Voluntary euthanasia is when Y competently requests death for him/herself, such as a competent adult wanting to die. Involuntary euthanasia is when death is against Y’s competent wishes, but X permits or imposes death for Y’s benefit. Non-voluntary euthanasia is when Y is not competent to express a preference, such as if Y is a severely disabled newborn. All three types of euthanasia are legal when passive but illegal when active. Not making the distinction between these types of euthanasia in medical law undermines patient autonomy – the most important principle of medical ethics.
In the NHS, no one is entitled to treatment because they want it. Your healthcare team offers different courses of treatment and gives you all the relevant information to allow you to make an informed decision of whether to accept the courses of treatment they have offered. If an offer of a certain treatment or procedure is not on the table, you cannot make your healthcare team give it to you, even if that offer could potentially prolong your life. A Do Not Resuscitate order (DNR) can be issued to a patient without their consent if their healthcare team does not think that resuscitation is in the patient’s best interests – this is involuntary passive euthanasia. This means that under English law, it is legal to ignore a patient’s wish to live if it is in their “best interests” to die but illegal to fulfil a patient’s wish to die, even if it is in their best interests. These contradictory situations both ignore the patient’s autonomy. Additionally, it is illegal to provide life-saving treatment to those who do not want it (such as Jehovah’s Witnesses refusing blood transfusions). This means it is legal to withhold treatment from those who don’t consent to treatment and those who do consent to treatment, but illegal to give treatment to people who haven’t consented for it. Therefore, legally, autonomy can only be ignored if it results in a patient dying, not in saving their life. How is this a fair application of the law?

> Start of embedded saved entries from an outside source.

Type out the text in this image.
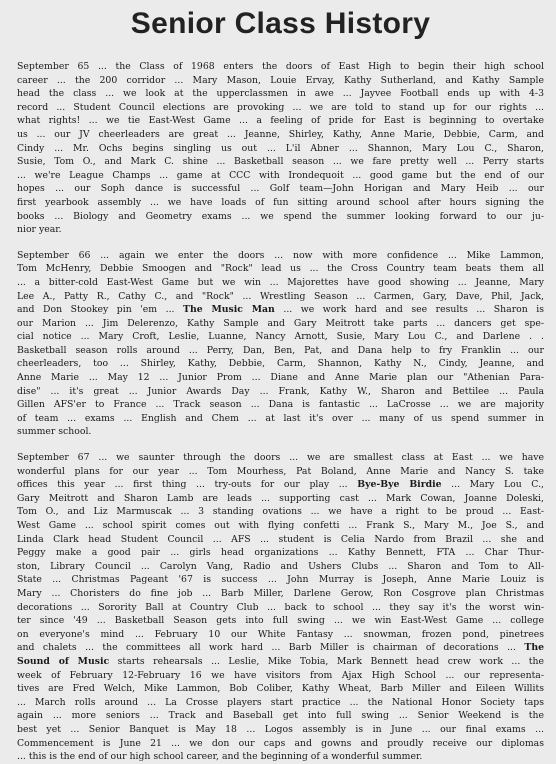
Senior Class History

September 65 ... the Class of 1968 enters the doors of East High to begin their high school
career ... the 200 corridor ... Mary Mason, Louie Ervay, Kathy Sutherland, and Kathy Sample
head the class ... we look at the upperclassmen in awe ... Jayvee Football ends up with 4-3
record ... Student Council elections are provoking ... we are told to stand up for our rights ...
what rights! ... we tie East-West Game ... a feeling of pride for East is beginning to overtake
us ... our JV cheerleaders are great ... Jeanne, Shirley, Kathy, Anne Marie, Debbie, Carm, and
Cindy ... Mr. Ochs begins singling us out ... L'il Abner ... Shannon, Mary Lou C., Sharon,
Susie, Tom O., and Mark C. shine ... Basketball season ... we fare pretty well ... Perry starts
... we're League Champs ... game at CCC with Irondequoit ... good game but the end of our
hopes ... our Soph dance is successful ... Golf team—John Horigan and Mary Heib ... our
first yearbook assembly ... we have loads of fun sitting around school after hours signing the
books ... Biology and Geometry exams ... we spend the summer looking forward to our ju-
nior year.

September 66 ... again we enter the doors ... now with more confidence ... Mike Lammon,
Tom McHenry, Debbie Smoogen and "Rock" lead us ... the Cross Country team beats them all
... a bitter-cold East-West Game but we win ... Majorettes have good showing ... Jeanne, Mary
Lee A., Patty R., Cathy C., and "Rock" ... Wrestling Season ... Carmen, Gary, Dave, Phil, Jack,
and Don Stookey pin 'em ... The Music Man ... we work hard and see results ... Sharon is
our Marion ... Jim Delerenzo, Kathy Sample and Gary Meitrott take parts ... dancers get spe-
cial notice ... Mary Croft, Leslie, Luanne, Nancy Arnott, Susie, Mary Lou C., and Darlene . .
Basketball season rolls around ... Perry, Dan, Ben, Pat, and Dana help to fry Franklin ... our
cheerleaders, too ... Shirley, Kathy, Debbie, Carm, Shannon, Kathy N., Cindy, Jeanne, and
Anne Marie ... May 12 ... Junior Prom ... Diane and Anne Marie plan our "Athenian Para-
dise" ... it's great ... Junior Awards Day ... Frank, Kathy W., Sharon and Bettilee ... Paula
Gillen AFS'er to France ... Track season ... Dana is fantastic ... LaCrosse ... we are majority
of team ... exams ... English and Chem ... at last it's over ... many of us spend summer in
summer school.

September 67 ... we saunter through the doors ... we are smallest class at East ... we have
wonderful plans for our year ... Tom Mourhess, Pat Boland, Anne Marie and Nancy S. take
offices this year ... first thing ... try-outs for our play ... Bye-Bye Birdie ... Mary Lou C.,
Gary Meitrott and Sharon Lamb are leads ... supporting cast ... Mark Cowan, Joanne Doleski,
Tom O., and Liz Marmuscak ... 3 standing ovations ... we have a right to be proud ... East-
West Game ... school spirit comes out with flying confetti ... Frank S., Mary M., Joe S., and
Linda Clark head Student Council ... AFS ... student is Celia Nardo from Brazil ... she and
Peggy make a good pair ... girls head organizations ... Kathy Bennett, FTA ... Char Thur-
ston, Library Council ... Carolyn Vang, Radio and Ushers Clubs ... Sharon and Tom to All-
State ... Christmas Pageant '67 is success ... John Murray is Joseph, Anne Marie Louiz is
Mary ... Choristers do fine job ... Barb Miller, Darlene Gerow, Ron Cosgrove plan Christmas
decorations ... Sorority Ball at Country Club ... back to school ... they say it's the worst win-
ter since '49 ... Basketball Season gets into full swing ... we win East-West Game ... college
on everyone's mind ... February 10 our White Fantasy ... snowman, frozen pond, pinetrees
and chalets ... the committees all work hard ... Barb Miller is chairman of decorations ... The
Sound of Music starts rehearsals ... Leslie, Mike Tobia, Mark Bennett head crew work ... the
week of February 12-February 16 we have visitors from Ajax High School ... our representa-
tives are Fred Welch, Mike Lammon, Bob Coliber, Kathy Wheat, Barb Miller and Eileen Willits
... March rolls around ... La Crosse players start practice ... the National Honor Society taps
again ... more seniors ... Track and Baseball get into full swing ... Senior Weekend is the
best yet ... Senior Banquet is May 18 ... Logos assembly is in June ... our final exams ...
Commencement is June 21 ... we don our caps and gowns and proudly receive our diplomas
... this is the end of our high school career, and the beginning of a wonderful summer.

There needs to be a change in the way that euthanasia is criminalised and applied. A distinction should not be made between active and passive euthanasia, as both types involve making a decision that results in someone’s death. Instead, legal distinctions should be made between voluntary, involuntary and non-voluntary euthanasia, because a patient’s autonomy over whether they should live or die is more important than their health care team’s perception of their best interests. If a patient wants to live, that is their best interest, so involuntary euthanasia should be illegal, regardless of whether it is active or passive. In a similar way, voluntary euthanasia should be legal, irrespective of whether it is active or passive. Non-voluntary euthanasia is more complex, encompassing a plethora of different situations. A case-by-case approach should be adopted, irrespective of whether the euthanasia is active or passive. Autonomy is the centre-piece of medical ethics, so it must be the focus of medical law too.